Download or read book Agape Elaion written by Oren Watts and published by Xulon Press. This book was released on 2004-08 with total page 130 pages. Available in PDF, EPUB and Kindle. Book excerpt: Watts takes the reader inside certain biblical stories in order to experience the feelings and emotions of Bible characters and to learn principles about loving each other and God. (Biblical Studies)

Book Mindful Education

    Book Details:
  • Author : Charlene Tan
  • Publisher : Springer Nature
  • Release : 2021-06-30
  • ISBN : 9811614059
  • Pages : 197 pages

Download or read book Mindful Education written by Charlene Tan and published by Springer Nature. This book was released on 2021-06-30 with total page 197 pages. Available in PDF, EPUB and Kindle. Book excerpt: This book provides original ideas and practical recommendations for educators in a post-pandemic world. We live in a world that has been upended by the COVID-19 pandemic. Students around the globe have been besieged by disruptions that threaten not only their academic learning but also their mental, emotional, and interpersonal well-being. In the midst of pressing and mounting challenges, how can schools ensure the total wellness of all their students? Beyond reactive, piecemeal, and short-term measures, how can schools enact mindful education that pays attention to wholeness in every student? Extending the current research on well-being and mindfulness, this book draws insights from Confucian and Christian traditions. These two traditions have been selected as they are widely seen to represent, and have impacted, Eastern and Western civilisations respectively for millennia.

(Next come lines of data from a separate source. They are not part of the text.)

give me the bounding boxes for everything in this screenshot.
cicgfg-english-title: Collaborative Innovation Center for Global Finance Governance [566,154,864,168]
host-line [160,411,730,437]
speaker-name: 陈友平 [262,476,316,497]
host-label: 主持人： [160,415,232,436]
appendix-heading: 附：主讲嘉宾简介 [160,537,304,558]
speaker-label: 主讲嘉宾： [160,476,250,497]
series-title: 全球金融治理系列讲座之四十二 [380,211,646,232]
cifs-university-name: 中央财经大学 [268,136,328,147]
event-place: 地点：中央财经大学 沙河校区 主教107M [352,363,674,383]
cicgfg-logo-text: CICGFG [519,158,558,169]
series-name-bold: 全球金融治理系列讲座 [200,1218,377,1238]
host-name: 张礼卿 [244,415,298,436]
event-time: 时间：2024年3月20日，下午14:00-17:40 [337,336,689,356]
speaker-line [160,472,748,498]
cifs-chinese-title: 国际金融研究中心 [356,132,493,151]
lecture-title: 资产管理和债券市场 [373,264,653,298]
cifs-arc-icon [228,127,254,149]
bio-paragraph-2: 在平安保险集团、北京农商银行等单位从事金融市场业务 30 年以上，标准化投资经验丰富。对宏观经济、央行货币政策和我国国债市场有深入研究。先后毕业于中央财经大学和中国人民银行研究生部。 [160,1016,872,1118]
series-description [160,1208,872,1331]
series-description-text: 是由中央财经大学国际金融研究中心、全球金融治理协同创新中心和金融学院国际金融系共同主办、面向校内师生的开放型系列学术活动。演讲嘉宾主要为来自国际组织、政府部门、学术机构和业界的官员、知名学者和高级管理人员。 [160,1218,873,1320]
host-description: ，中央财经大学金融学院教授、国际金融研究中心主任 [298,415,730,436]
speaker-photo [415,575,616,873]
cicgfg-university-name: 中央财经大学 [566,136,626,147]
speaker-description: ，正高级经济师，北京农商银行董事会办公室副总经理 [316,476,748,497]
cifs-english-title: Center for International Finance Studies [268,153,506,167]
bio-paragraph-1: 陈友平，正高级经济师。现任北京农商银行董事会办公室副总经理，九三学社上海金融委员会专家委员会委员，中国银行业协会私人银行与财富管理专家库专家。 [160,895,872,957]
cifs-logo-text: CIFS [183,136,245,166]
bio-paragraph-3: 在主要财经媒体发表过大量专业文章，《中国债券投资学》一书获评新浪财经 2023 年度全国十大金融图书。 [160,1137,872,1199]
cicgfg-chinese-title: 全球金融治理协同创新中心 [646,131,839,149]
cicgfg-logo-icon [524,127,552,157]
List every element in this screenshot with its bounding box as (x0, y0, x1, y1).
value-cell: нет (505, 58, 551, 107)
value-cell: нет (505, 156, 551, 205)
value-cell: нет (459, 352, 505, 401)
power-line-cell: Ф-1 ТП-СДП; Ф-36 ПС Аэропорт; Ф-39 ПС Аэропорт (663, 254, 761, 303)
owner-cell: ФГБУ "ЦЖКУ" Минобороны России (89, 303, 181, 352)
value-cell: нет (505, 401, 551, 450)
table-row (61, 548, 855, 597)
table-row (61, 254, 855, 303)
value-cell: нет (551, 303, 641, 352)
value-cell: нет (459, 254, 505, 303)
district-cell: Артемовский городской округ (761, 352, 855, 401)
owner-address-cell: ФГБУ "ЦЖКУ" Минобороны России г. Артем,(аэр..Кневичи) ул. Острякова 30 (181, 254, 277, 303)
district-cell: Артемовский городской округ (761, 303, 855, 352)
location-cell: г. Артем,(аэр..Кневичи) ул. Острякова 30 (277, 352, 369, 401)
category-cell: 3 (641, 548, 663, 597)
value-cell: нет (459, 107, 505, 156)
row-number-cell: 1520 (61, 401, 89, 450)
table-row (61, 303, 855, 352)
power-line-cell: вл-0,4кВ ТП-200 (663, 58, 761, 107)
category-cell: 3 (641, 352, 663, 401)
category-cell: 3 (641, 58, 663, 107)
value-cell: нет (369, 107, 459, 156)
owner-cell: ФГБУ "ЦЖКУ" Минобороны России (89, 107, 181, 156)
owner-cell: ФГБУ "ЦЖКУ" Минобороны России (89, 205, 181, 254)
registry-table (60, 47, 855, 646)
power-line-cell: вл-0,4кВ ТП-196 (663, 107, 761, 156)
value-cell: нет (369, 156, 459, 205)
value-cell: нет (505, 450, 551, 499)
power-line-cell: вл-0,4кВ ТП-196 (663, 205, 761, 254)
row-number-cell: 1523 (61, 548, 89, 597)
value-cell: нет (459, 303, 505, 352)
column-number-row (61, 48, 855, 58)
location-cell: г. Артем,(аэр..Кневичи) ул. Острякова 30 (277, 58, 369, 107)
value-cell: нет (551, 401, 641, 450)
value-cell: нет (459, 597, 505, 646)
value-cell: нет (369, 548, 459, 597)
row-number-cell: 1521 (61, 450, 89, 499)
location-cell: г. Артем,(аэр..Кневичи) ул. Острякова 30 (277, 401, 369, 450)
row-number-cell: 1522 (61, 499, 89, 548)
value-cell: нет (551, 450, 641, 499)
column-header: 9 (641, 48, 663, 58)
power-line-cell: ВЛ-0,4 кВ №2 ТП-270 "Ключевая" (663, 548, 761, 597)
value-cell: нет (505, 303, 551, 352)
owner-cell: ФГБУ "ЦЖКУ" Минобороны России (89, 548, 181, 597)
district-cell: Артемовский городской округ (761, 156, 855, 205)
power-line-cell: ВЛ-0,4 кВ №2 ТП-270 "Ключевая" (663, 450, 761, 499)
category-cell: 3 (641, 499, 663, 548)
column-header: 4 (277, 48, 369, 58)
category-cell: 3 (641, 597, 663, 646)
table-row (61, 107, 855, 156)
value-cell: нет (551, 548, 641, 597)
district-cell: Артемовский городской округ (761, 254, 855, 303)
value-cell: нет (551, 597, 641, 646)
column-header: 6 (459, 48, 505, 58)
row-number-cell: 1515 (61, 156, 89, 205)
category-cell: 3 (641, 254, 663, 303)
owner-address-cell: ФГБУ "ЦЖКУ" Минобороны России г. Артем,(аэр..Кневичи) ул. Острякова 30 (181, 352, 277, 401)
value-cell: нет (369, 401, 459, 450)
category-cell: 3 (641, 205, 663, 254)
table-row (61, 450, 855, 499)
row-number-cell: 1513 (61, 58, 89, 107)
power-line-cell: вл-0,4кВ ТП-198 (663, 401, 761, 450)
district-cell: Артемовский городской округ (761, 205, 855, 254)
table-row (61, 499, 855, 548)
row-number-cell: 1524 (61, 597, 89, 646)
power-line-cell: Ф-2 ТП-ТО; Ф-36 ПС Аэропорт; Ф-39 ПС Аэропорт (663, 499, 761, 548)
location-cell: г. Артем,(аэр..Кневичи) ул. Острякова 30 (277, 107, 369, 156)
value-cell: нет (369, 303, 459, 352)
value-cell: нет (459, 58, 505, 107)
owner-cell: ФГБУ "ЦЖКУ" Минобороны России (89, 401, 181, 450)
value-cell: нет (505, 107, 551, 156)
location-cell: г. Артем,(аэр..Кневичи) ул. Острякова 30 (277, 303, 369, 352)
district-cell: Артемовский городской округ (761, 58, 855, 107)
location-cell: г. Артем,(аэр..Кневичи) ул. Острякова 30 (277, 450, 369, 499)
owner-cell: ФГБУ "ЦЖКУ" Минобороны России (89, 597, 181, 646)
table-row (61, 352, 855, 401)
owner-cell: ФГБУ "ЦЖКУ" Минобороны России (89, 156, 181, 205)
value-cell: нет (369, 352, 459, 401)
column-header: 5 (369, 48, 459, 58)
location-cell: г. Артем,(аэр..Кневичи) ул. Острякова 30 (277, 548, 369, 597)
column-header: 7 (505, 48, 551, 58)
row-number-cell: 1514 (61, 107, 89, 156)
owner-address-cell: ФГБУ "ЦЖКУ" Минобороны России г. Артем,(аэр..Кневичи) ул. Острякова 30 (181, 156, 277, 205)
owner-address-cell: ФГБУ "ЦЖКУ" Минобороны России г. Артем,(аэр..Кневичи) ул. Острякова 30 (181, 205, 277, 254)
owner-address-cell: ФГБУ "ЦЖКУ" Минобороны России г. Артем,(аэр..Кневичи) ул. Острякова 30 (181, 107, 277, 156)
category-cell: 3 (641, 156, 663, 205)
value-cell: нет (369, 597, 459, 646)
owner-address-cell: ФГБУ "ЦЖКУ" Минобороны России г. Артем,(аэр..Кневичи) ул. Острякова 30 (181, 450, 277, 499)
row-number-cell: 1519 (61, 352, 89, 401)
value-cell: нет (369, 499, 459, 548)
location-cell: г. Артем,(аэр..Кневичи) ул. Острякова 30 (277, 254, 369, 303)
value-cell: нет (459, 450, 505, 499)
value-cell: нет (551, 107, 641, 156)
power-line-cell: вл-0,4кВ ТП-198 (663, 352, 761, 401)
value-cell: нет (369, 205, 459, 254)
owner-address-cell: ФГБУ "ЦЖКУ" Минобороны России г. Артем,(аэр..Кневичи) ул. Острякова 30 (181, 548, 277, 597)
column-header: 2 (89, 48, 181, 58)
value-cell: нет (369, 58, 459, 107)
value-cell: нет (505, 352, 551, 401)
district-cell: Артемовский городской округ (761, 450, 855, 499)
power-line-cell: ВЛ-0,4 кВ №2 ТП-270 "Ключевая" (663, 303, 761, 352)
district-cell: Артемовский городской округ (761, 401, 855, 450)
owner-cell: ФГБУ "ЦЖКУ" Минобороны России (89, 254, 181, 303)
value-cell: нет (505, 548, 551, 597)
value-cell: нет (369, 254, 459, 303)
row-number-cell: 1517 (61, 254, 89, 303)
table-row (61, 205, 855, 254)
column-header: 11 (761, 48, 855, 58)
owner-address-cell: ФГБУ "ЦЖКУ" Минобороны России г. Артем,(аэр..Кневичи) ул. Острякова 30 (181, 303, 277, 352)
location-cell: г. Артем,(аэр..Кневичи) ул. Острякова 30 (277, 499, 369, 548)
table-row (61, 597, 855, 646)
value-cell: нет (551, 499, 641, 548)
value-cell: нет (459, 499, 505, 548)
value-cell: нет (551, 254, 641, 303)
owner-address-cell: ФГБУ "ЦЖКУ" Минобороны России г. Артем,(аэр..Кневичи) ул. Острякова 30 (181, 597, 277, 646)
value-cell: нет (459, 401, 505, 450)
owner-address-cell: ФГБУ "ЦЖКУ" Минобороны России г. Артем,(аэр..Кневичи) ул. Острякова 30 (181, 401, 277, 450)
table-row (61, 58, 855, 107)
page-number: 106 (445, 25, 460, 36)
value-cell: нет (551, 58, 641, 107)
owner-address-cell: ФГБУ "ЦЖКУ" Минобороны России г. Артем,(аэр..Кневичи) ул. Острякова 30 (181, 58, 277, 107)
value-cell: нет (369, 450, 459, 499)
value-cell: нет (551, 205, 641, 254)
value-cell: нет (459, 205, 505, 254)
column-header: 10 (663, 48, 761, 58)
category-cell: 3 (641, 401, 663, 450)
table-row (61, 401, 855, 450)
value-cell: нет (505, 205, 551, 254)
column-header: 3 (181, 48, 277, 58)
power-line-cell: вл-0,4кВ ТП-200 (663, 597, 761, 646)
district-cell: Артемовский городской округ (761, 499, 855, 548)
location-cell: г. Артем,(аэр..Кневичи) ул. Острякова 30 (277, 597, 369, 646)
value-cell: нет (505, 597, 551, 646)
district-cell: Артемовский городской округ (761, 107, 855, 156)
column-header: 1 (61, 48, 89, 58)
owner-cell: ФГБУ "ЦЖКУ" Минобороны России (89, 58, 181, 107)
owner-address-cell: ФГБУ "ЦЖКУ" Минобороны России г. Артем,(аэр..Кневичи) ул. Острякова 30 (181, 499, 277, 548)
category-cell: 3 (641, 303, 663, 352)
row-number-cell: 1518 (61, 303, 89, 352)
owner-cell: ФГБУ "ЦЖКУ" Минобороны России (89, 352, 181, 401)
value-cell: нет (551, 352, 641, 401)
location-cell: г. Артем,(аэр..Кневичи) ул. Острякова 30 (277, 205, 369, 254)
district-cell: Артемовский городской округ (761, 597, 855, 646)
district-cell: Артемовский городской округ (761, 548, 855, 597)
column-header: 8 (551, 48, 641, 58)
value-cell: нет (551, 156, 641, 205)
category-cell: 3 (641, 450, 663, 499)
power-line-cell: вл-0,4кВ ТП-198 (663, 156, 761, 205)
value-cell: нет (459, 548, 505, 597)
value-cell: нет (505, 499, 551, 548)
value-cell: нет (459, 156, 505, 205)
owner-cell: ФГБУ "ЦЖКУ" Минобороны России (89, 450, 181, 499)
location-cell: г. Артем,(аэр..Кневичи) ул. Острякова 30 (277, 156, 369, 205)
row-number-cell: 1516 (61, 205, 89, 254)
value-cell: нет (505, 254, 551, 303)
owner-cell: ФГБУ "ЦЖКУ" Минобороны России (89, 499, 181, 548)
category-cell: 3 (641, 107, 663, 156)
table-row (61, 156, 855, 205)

Informed and inspired by Confucian and Christian perspectives, this book proposes that mindfulness is an orientation towards wholeness, where one experiences he (harmony) and shalom (peace). Mindful education is realised through: A school community of ren (humanity) and agape (love); A transforming curriculum that centres on dao (way) and imago dei (god’s image); Empathic teachers who are motivated by shu (putting oneself in the other’s place) and the Golden Rule (do to others as you would have them do to you); and Self-directed learners who develop themselves through xiuji (self-cultivation) and spiritual disciplines. Applying ancient wisdom to contemporary settings, this book on promoting student well-being through mindful education is a useful resource for policymakers, educators, researchers, and general readers.